Karadeniz ile Azak Denizi arasında kalan Taman yarımadasında devam eden kazılarda Tanrıça Afrodit rahibesi olduğu düşünülen bir genç kıza ait mezar ortaya çıkarıldı.
Rus arkeologlarının kazdığı Phanagoria’da bulunan mezarda ölü hediyesi gümüş küpe ve yüzüklerin yanı sıra Afrodit’i ve on zodyak işaretini (Kova ve Terazi hariç) tasvir eden gümüş bir madalyon da ele geçti.
Afrodit madalyonu, Aslan burcu için bir aslan, Boğa için bir boğa ve Akrep için bir akrep de dahil olmak üzere zodyak işaretlerine karşılık gelen 10 kabartmalı sembolle çevrilidir. Ancak burçlar Kova ve Terazi burçlarının sembolleri eksik ve araştırmacılar nedenini bilmiyorlar.

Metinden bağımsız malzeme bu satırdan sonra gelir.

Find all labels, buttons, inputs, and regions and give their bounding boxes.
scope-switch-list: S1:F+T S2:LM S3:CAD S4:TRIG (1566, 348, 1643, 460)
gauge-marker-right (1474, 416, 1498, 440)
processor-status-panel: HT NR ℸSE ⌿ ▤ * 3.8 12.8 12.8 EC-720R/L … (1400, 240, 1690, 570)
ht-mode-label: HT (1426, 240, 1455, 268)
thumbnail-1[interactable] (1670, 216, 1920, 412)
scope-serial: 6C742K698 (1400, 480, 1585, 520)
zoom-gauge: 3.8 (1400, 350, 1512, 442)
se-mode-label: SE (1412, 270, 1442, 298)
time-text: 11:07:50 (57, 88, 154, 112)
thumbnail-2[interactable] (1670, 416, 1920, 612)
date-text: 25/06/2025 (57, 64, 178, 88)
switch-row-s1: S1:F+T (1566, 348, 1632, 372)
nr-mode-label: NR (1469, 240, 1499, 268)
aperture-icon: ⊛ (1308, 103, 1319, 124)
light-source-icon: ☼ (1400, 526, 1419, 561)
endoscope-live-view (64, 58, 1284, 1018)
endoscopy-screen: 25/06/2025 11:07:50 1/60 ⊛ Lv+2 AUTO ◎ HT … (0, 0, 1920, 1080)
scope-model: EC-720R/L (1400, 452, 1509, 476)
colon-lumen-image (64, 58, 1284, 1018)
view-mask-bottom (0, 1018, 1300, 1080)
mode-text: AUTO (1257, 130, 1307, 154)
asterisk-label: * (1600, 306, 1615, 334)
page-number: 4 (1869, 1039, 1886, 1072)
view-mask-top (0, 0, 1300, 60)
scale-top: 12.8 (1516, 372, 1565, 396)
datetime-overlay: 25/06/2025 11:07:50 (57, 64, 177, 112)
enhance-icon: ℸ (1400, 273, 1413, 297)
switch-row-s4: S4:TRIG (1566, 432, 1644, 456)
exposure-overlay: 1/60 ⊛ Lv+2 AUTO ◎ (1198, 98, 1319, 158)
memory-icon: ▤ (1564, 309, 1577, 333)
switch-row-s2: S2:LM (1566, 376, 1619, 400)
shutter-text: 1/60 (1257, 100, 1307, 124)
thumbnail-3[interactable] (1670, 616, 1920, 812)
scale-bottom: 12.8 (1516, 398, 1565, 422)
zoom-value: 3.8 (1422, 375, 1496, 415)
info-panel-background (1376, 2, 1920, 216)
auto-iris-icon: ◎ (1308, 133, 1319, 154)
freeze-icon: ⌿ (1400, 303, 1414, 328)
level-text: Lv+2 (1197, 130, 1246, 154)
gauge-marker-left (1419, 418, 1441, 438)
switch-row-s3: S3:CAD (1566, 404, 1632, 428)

Madalyon Afrodit’in kabartmalı başını, omuzlarını ve ellerini göstermektedir. Diğer çağdaş ikonografik tasvirlere dayanmaktadır.
Bazı bilim insanları, buluntuların mezarın sahibi genç kızın Afrodit’in rahibesi olması için yeterli kanıt taşımadığını düşünürken bazı bilim insanları da ölü hediyelerin özellikle de madalyonun genç kızın rahibe olduğunu kabul etmeye yeterli olacağını savunuyor.
Kazılara katılan Rusya Bilimler Akademisi’nden arkeolog Nikolay Sudarev, “Bu madalyonla gömülen kadına ‘rahibe’ demiyorum. Ancak mezar ve hediyeleri “Afrodit kültüyle bağlantılı” gibi görünüyor” dedi.
Yunan dünyasındaki Zodyak işaretlerinin en eski tasvirlerinden biri olduğunu ifade eden Sudarev, Afrodit madalyonu, Ptolemaios Mısır’ından getirilmiş olabileceğini söyledi.
Bulgular, Phanagoria’nın antik Yunan kenti olduğunu gösteriyor
Kazılara destek veren Volnoe Delo Vakfı’nın sözcüsü, “Bu buluntular, Phanagoria’nın eski bir Yunan kolonisi olduğunun ve sakinlerinin en azından M. S. 1. yüzyıla kadar Olimpiyat tanrılarına ibadet ettiklerinin ve astrolojiye inanmış olabileceklerinin bir başka kanıtıdır” diye konuştu.
Bir koloni şehri Phanagoria
Miletli tarihçi Hecataeus’a göre, Phanagoria, M.Ö. altıncı yüzyılda, M.Ö. 540 yıllarında Pers kralı Büyük Kiros tarafından yağmalandıktan sonra Anadolu kıyısında bir antik şehir olan Teos’tan gelenler tarafından kuruldu.
Phanagoria, Karadeniz’in kuzeydoğu bölgesinde, eski Yunanlılar tarafından Kimmer Boğazı olarak bilinen, adını Kimmerler’in “sığır geçidi” anlamına gelen bir kelimeden alan diğer Yunan koloni şehirlerinin yakınında bulunuyordu.
Taman kazılarında arkeologlar ayrıca, bölgede M. S. dördüncü ve altıncı yüzyıllar arasında gömülü bir savaşçının mezarını Pers etkisine işaret eden büyük bir demir kılıcı ile birlikte buldular.